С появлением новой сотрудницы в армейском 7-м отделении оказалось уже два человека, великолепно владеющих «языком врага». Данный факт вызвал подозрение у одного из офицеров — сослуживца Владимира и Софьи. Он «проинформировал» соответствующие инстанции. Об этом некрасивом эпизоде стало известно лишь много лет спустя.
С. Тарханова: «Оказывается, [старший инструктор] майор Егоров... успел сбегать к политотдельскому начальству с доносом.

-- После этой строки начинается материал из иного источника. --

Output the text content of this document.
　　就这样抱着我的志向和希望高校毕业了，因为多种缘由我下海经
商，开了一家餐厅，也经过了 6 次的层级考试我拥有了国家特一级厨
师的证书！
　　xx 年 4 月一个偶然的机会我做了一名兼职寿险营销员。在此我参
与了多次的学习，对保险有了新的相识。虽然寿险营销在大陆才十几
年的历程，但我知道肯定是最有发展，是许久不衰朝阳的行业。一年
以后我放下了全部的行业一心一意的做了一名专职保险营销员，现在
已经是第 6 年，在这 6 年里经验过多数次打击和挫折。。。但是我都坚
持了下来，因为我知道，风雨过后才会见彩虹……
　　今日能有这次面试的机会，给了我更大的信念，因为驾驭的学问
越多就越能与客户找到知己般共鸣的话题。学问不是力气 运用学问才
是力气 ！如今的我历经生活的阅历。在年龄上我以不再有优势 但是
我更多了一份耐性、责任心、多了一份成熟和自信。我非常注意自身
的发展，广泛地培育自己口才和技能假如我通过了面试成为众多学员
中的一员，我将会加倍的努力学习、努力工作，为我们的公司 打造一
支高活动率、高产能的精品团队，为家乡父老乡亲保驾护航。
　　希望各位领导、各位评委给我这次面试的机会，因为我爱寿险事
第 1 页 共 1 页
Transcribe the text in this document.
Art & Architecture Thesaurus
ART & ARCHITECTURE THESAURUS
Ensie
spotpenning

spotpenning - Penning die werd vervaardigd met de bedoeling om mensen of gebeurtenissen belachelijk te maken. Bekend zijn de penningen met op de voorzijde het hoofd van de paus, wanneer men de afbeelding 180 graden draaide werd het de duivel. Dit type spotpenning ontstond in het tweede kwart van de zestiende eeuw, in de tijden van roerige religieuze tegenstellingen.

Мол, в отделении мальчик и девочка напрямую разговаривают с противником на его языке. Листовки, радиопередачи — все это они пишут по-немецки... Никто их не проверяет... Что если они передают врагу зашифрованную информацию о наших войсках?.. Донос был принят благожелательно. Начальника разведотдела 4-й ударной армии Кульгава назначили цензором всей продукции нашего 7-го отделения, и он по совместительству с основной работой исполнял эту должность...»
Между тем совместная работа очень сблизила молодых людей. Судя по всему, между ними возникла не просто симпатия, а нечто большее.
— Отец Володи никогда не говорил, что он женился, — вспоминает Евгения Латернер. — Лишь однажды вскользь упомянул, что у сына появилась девушка...
Этим отношениям не суждено было развиваться дальше: в конце лета Шейнцвит серьезно заболел.
С.Тарханова: «У него все время держалась температура, и он слабел с каждым днем. Доктор Гутшейн... первым диагностировал заболевание — он назвал его «туберкулезом желез»... Вызванный военврач подтвердил неофициальный диагноз и предложил госпитализацию. Володя отказался... Брагинский выхлопотал для Володи путевку в подмосковный санаторий «Архангельское», где отдыхал и лечился высший комсостав».
Однако неугомонный юноша никак не хотел спокойной тыловой жизни. Каким-то образом он узнал о том, что готовится очередная агитационная вылазка в немецкие тылы, и решил, что непременно должен в ней участвовать.
С.Тарханова: «Это была дерзкая операция, задуманная и осуществленная полковником Брагинским. Он возглавил отряд офицеров, для которых немецкий язык был родным, с целью совершить рейд в тыл противника. Переодетые в немецкую форму, члены этого отряда должны были проникать в расположение гитлеровских воинских частей и в разговорах с солдатами разъяснять преступный характер и безнадежность фашистского похода на Россию, склонять солдат к сдаче в плен ради сохранения своих жизней.
...Володя приехал в Москву, в 7-й отдел, и потребовал, чтобы его включили в отряд. Брагинский отказал ему: «Об этом не может быть и речи! Возвращайтесь в санаторий и долечивайтесь!» Володя бросился к генералу Бурцеву, начальнику отдела, и, скрыв от него решение Брагинского, настойчиво повторил свою просьбу. «Что ж, поезжайте!» — сказал генерал и приказал Брагинскому зачислить его в свой отряд».
Поставленную задачу участники операции выполнили. Однако на обратном пути несколько человек заболели. В числе их оказался Шейнцвит.
С.Тарханова: «С огромным трудом удалось... вывести вконец ослабшего и больного Володю из тыла врага. На нашей стороне его сразу же отвезли в армейскую больницу. Врачи поставили диагноз: сыпняк. Лечили его интенсивно, подстегиваемые к тому же требовательным вниманием 7-го отделения. Но ослабевший организм не справился с болезнью. 22 октября 1943 года Володя умер».
Высоко ценивший знающего, изобретательного офицера, И.С.Брагинский принял активное участие в организации похорон. Вряд ли без его содействия удалось бы получить «добро» на погребение капитана-переводчика на самом престижном в Москве кладбище. Кроме того, полковник — видимо, будучи осведомлен о делах сердечных своего умершего подчиненного, — дал возможность проститься с Володей его девушке и вызвал ее из действующей армии в Москву.
С.Тарханова: «Его похоронили на Новодевичьем кладбище, недалеко от могилы известной героини Зои Космодемьянской… Иосиф Самойлович остро переживал смерть Володи. Мне кажется, он мучился тем, что не уберег его. Спустя год у полковника родился сын. Он назвал его Володя».